酒々井と京成 どう発展? 駅長らが小学校で授業 「酒々井学」の一環

2022年1月24日 07時09分

児童たちの質問に答える田中駅長

 郷土への関心を高め、主権者意識を育もうと、小中学校の教科に独自の地域学習プログラム「酒々井学」を導入している酒々井町は、小学三年生を対象に、京成電鉄と連携した出前授業を試みた。鉄道員らが講師となり、町の発展に鉄道がどう関わってきたかなどを教えた。
 酒々井学は、各学年別でテーマを設定。三年生は二〇二一年度、町内にある宗吾車両基地の見学など、京成電鉄の協力による「酒々井の交通」を学んでいる。同社は中長期計画で「地域との共生」を掲げており、両者の思惑が合致したという。

駅によって町が変わった経緯などを学ぶ子どもたち=いずれも酒々井町で

 出前授業は大室台小学校で二十日にあり、まず学校教育課の一場郁夫主査が、およそ百年前と現代の地図を比較しながら、酒々井駅の周りに人家が集積していった経緯などを解説。
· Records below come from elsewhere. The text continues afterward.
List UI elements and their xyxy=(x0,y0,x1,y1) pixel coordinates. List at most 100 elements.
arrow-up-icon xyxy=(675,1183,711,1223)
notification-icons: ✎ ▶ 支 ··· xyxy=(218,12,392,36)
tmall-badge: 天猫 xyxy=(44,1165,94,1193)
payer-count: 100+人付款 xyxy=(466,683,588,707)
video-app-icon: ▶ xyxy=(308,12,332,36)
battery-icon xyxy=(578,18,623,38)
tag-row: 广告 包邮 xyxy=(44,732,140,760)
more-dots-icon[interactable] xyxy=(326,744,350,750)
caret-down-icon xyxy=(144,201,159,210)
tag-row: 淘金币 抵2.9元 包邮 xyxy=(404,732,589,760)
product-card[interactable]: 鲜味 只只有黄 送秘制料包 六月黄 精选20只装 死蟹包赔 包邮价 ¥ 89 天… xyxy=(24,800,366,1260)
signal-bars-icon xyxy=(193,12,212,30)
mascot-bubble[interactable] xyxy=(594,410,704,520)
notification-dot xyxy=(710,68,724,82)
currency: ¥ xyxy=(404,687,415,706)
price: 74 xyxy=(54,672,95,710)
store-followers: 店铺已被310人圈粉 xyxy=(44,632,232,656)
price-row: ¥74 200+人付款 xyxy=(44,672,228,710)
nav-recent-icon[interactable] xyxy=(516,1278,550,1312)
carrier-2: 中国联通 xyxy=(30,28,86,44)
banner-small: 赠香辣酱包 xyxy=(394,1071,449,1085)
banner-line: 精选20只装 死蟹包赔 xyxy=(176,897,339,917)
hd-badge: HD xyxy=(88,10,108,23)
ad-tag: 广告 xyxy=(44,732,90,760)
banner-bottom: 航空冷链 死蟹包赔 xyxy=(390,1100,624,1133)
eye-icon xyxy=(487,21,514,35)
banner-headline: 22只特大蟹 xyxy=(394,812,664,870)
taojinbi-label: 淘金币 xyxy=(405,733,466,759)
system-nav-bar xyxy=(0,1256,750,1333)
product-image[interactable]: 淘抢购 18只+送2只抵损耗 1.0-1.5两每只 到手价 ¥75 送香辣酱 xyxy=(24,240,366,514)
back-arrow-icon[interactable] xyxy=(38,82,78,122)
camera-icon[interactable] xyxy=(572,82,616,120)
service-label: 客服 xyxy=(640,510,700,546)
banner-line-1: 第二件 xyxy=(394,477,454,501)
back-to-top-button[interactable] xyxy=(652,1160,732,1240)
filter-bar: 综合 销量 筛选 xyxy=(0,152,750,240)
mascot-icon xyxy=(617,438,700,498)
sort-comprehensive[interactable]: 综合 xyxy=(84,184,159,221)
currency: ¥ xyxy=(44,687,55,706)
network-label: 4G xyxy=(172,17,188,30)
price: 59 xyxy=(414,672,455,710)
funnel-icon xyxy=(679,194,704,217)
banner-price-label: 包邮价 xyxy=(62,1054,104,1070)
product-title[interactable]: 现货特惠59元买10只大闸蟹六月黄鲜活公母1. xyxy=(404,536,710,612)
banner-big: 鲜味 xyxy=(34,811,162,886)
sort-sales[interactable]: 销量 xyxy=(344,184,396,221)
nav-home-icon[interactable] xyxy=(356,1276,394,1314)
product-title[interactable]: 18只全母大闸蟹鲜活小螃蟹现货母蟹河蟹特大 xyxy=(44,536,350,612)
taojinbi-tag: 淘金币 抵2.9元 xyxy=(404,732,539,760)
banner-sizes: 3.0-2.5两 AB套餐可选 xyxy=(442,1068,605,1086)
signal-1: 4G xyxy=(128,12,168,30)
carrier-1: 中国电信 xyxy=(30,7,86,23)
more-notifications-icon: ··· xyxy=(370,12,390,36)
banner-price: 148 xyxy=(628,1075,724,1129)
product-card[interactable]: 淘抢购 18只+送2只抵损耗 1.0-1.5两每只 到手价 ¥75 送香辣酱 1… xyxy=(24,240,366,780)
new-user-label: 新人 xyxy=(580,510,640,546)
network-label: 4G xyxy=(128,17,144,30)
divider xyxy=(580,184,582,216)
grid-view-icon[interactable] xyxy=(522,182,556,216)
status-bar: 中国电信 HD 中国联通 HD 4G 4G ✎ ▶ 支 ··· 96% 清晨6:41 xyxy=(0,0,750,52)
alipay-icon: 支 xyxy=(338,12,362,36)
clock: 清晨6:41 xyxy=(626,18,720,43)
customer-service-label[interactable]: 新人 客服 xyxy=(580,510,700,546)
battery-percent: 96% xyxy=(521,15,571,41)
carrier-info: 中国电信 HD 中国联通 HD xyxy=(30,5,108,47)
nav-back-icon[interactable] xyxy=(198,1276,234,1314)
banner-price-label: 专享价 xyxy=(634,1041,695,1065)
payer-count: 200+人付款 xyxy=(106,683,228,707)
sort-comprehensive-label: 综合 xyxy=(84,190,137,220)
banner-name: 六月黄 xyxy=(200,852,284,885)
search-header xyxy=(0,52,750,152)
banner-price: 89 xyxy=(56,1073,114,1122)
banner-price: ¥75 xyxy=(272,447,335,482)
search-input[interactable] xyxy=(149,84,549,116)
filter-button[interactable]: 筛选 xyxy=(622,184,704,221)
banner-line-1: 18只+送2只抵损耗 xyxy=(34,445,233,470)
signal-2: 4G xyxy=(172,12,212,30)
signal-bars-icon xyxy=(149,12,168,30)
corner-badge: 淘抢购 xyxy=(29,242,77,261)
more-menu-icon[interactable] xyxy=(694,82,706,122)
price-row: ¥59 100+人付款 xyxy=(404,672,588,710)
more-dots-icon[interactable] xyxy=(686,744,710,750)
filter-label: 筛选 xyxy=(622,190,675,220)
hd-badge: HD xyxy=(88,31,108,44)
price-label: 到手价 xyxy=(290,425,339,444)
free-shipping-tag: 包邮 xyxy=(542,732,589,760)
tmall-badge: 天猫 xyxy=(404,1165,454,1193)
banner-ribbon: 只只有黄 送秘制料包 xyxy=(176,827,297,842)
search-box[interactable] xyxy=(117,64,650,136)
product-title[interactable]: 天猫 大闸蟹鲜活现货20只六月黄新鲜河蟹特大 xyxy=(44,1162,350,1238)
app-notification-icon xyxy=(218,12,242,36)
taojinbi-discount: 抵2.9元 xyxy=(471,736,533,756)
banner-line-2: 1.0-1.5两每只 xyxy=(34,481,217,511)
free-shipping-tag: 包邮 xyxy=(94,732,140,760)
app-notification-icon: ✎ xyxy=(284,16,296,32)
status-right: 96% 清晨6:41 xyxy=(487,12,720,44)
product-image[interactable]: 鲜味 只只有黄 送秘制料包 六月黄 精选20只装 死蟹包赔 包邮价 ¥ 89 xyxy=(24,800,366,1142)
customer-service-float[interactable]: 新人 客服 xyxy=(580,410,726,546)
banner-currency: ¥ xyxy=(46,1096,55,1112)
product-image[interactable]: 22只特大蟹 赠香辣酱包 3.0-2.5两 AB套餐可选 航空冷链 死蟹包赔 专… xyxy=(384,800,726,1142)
続いて成田、公津の杜、宗吾参道、酒々井の四駅の駅長を務める田中日出明さんが同社の歴史について話した。
 同社は一九〇九年に設立され、津田沼〜成田花崎町駅間が二六年に開業し、酒々井との縁ができた。田中さんは、上野〜成田空港駅間を走る座席指定特急「スカイライナー」の初代と二代目ともに運転したという経験談をまじえて、京成線の歩みを紹介。児童たちの質問に答え、日常の心掛けは「事故が起こる前提で、訓練をして備えている」と明かした。児童たちは「知らなかったことを、この授業で学べた」と感想を述べていた。